Content Credits: Fundamentals of Data Engineering Reis J
Things to consider when a new source system is intoroduced in data pipeline:
- What are the essential characteristics of the data source? Is it an application? A swarm of IoT devices?
- How is data persisted in the source system? Is data persisted long term, or is it temporary and quickly deleted?
- At what rate is data generated? How many events per second? How many gigabytes per hour?
- What level of consistency can data engineers expect from the output data? If you’re running data-quality checks against the output data, how often do data inconsistencies occur—nulls where they aren’t expected, lousy formatting, etc.?

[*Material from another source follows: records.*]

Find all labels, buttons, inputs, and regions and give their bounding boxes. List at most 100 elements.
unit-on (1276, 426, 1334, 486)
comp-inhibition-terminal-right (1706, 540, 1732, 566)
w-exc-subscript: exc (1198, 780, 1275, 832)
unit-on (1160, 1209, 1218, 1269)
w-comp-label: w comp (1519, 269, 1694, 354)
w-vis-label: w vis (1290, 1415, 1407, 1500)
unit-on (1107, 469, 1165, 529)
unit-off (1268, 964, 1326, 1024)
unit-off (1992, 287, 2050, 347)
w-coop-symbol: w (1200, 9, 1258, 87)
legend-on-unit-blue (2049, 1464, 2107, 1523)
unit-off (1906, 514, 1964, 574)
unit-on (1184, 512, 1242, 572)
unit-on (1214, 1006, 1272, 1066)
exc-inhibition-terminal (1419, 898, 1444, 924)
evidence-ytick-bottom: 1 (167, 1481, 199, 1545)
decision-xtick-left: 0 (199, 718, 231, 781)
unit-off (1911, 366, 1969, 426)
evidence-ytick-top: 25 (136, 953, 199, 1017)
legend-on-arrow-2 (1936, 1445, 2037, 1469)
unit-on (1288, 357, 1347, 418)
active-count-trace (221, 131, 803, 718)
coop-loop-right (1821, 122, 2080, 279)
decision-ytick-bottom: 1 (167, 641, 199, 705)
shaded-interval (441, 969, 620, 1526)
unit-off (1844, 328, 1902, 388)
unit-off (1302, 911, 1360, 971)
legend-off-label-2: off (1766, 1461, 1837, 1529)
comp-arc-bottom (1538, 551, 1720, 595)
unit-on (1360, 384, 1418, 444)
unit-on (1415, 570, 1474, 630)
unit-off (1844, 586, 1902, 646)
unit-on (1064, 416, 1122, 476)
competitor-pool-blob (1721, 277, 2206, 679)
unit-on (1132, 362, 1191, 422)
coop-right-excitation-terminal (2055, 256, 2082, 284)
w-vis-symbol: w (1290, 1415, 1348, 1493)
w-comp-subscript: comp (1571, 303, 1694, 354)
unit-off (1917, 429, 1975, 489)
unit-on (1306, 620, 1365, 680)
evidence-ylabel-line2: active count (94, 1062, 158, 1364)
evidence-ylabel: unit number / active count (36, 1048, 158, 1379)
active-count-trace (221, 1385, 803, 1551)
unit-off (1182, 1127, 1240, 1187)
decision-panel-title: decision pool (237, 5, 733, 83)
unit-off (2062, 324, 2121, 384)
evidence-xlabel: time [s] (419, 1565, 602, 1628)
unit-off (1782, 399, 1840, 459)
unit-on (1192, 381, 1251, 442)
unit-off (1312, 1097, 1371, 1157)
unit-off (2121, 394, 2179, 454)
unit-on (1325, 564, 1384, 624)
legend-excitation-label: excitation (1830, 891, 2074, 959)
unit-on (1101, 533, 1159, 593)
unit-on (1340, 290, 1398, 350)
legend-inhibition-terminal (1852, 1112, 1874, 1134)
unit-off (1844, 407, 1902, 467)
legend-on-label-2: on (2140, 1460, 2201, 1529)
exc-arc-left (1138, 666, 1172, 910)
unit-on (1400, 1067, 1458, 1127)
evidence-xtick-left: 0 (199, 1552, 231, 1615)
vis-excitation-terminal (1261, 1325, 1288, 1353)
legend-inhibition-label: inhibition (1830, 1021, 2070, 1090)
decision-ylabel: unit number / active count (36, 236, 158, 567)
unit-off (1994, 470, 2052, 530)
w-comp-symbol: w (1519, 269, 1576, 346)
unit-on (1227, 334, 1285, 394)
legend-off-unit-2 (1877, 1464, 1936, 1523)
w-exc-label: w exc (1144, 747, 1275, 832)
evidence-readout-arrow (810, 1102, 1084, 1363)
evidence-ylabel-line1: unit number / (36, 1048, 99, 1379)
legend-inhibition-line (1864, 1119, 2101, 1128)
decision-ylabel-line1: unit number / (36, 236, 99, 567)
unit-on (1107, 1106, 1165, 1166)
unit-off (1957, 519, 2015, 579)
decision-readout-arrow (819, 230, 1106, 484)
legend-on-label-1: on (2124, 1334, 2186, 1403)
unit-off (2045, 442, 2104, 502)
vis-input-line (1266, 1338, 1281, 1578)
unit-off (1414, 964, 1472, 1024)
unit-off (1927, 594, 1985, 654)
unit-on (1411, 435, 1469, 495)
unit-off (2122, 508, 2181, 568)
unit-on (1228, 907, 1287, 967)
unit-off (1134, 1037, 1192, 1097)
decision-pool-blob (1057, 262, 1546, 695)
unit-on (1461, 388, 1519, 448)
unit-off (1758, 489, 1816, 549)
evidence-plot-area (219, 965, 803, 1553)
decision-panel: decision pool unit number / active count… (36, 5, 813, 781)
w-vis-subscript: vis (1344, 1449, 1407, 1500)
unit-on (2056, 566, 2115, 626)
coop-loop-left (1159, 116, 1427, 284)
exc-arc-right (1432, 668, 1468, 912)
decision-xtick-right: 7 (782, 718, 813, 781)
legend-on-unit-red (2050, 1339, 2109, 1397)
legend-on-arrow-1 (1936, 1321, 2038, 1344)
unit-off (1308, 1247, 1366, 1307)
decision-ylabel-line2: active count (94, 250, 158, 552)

- How often do errors occur?
- Will the data contain duplicates?
- Will some data values arrive late, possibly much later than other messages produced simultaneously?
- What is the schema of the ingested data? Will data engineers need to join across several tables or even several systems to get a complete picture of the data?
- If schema changes (say, a new column is added), how is this dealt with and communicated to downstream stakeholders?
- How frequently should data be pulled from the source system?
- For stateful systems (e.g., a database tracking customer account information), is data provided as periodic snapshots or update events from change data capture (CDC)? What’s the logic for how changes are performed, and how are these tracked in the source database?
- Who/what is the data provider that will transmit the data for downstream consumption?
- Will reading from a data source impact its performance?
- Does the source system have upstream data dependencies? What are the characteristics of these upstream systems?
- Are data-quality checks in place to check for late or missing data?